What can tone do beyond lexical disambiguation in tonal languages?
Cantonese has a rich inventory of sentence-final particles. For my 1st screening project/MA thesis at USC, I am investigating the role of the sentence-final particle me1 in context update. Additionally, I look at how a final low tone can combine with me1 and contribute an independent piece of meaning. The final low tone can be applied to other Cantonese sentence-final particles, accounting for the systematic differences in the high-tone vs. low-tone sentence-final particle pairs in Cantonese.
Update (9/25/2025): This project was presented as a talk, titled Compositional Rhetoricality: the Case of Cantonese Sentence-Final Particle me1 and me↓ at SuB30, Goethe University Frankfurt.
Update (9/4/2025): This will be published in Proceedings of WCCFL43, titled Context Update with Cantonese Sentence-Final Particle me1 and the Role of the Final Low Tone
Update (4/26/2025): This project was presented as a poster at WCCFL43, University of Washington, Seattle!
(Abstract) (WCCFL Poster) (WCCFL Proceedings) (SuB30 Slides)
I am currently exploring a novel case of tonal morphology in Nantou Hua, a rapidly vanishing Cantonese variety spoken by the autochthonous population in Shenzhen, China. Preliminary data suggest that a class of denominal verbs exhibits a tonal alternation: the same root surfaces with its lexical tone in nominal contexts, but the tone is systematically lowered in verbal contexts.
I am currently exploring focus/ellipsis in Pulaar (a Niger-Congo language). Some interesting things showed up in my exploration, e.g., Pulaar uses different forms of wh-words in regular wh-question contexts and slicing contexts.
won pi:do rawandu-ndu, kono mi anda (*ko) (hol) mo fi: rawandudu.

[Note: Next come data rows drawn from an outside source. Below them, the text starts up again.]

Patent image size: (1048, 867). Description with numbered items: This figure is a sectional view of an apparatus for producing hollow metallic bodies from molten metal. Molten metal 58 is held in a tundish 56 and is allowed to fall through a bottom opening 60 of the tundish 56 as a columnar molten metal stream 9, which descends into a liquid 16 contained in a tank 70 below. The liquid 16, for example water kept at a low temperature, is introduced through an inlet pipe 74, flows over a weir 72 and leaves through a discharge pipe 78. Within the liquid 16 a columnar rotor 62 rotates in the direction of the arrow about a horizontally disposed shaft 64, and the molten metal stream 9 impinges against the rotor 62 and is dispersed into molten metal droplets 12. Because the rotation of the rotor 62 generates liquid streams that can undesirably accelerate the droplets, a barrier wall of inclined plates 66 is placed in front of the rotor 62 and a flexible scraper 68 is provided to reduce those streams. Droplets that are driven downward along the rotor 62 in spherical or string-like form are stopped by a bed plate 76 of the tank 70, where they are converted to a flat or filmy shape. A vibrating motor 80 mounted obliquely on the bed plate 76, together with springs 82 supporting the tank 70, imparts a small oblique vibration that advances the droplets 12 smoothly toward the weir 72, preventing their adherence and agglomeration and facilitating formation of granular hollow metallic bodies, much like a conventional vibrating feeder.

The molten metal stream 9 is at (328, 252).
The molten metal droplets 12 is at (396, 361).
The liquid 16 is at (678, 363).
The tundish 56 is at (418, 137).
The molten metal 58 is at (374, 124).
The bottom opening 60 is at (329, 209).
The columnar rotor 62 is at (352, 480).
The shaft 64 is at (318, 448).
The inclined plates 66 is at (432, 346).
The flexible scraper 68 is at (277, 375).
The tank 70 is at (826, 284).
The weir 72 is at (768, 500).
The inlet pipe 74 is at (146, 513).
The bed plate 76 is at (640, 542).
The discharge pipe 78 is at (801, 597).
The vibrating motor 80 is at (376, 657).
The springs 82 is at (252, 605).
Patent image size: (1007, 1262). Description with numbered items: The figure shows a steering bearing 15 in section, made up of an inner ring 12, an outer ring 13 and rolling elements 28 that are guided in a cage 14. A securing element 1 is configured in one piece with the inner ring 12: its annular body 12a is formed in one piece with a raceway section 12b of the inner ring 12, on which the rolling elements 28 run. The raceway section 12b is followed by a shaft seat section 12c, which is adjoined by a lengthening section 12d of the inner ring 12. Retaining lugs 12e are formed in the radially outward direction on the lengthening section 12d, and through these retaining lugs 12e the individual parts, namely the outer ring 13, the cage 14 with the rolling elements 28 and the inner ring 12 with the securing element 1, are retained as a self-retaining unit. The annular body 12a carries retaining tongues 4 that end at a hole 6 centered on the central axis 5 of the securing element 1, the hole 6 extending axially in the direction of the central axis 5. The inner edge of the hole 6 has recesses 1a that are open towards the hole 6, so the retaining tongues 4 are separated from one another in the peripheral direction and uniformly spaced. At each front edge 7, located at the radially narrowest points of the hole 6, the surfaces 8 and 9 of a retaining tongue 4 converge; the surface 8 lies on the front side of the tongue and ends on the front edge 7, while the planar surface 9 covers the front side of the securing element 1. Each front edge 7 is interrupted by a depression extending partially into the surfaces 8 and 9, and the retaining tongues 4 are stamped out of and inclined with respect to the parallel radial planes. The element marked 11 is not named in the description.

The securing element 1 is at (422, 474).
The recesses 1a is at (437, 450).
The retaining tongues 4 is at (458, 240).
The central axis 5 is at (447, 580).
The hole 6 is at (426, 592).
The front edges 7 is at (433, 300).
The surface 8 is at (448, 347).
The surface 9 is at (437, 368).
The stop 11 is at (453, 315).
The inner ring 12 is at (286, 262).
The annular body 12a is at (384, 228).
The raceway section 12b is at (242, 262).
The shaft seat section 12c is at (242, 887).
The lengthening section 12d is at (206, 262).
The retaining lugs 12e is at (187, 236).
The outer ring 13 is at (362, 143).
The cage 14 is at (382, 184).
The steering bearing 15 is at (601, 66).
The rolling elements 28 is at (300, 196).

someone hit dog-DEF but 1SG know-NEG COP Q who hit dog-DEF
'Someone hit the dog, but I don't know who hit the dog.'
vs. ...kono mi anda (ko) *(hol) lo-n.
but 1SG know-NEG COP Q O_CLASS.MARKER-N
'Someone hit the dog, but I don't know who (≈which person) it is.'
For my master's thesis at Leiden University, I looked at why-stripping in Mandarin Chinese. Yoshida et at. (2015) argue for a move-and-delete analysis for English why-stripping (e.g., Su loves linguistics, but I don't understand why linguisticst [Su loves t] ) based on various connectivity properties such as variable binding and case sensitivity. Mandarin why-stripping exhibits similar connectivity effects. Additionally, Mandarin why-stripping requires the presence of the copula shi (e.g., ...weishenme *(shi) yuyanxue '...why COP linguistics'). I argue that the copula seen in Mandarin why-stripping is identical to the focus-introducing shi in Mandarin.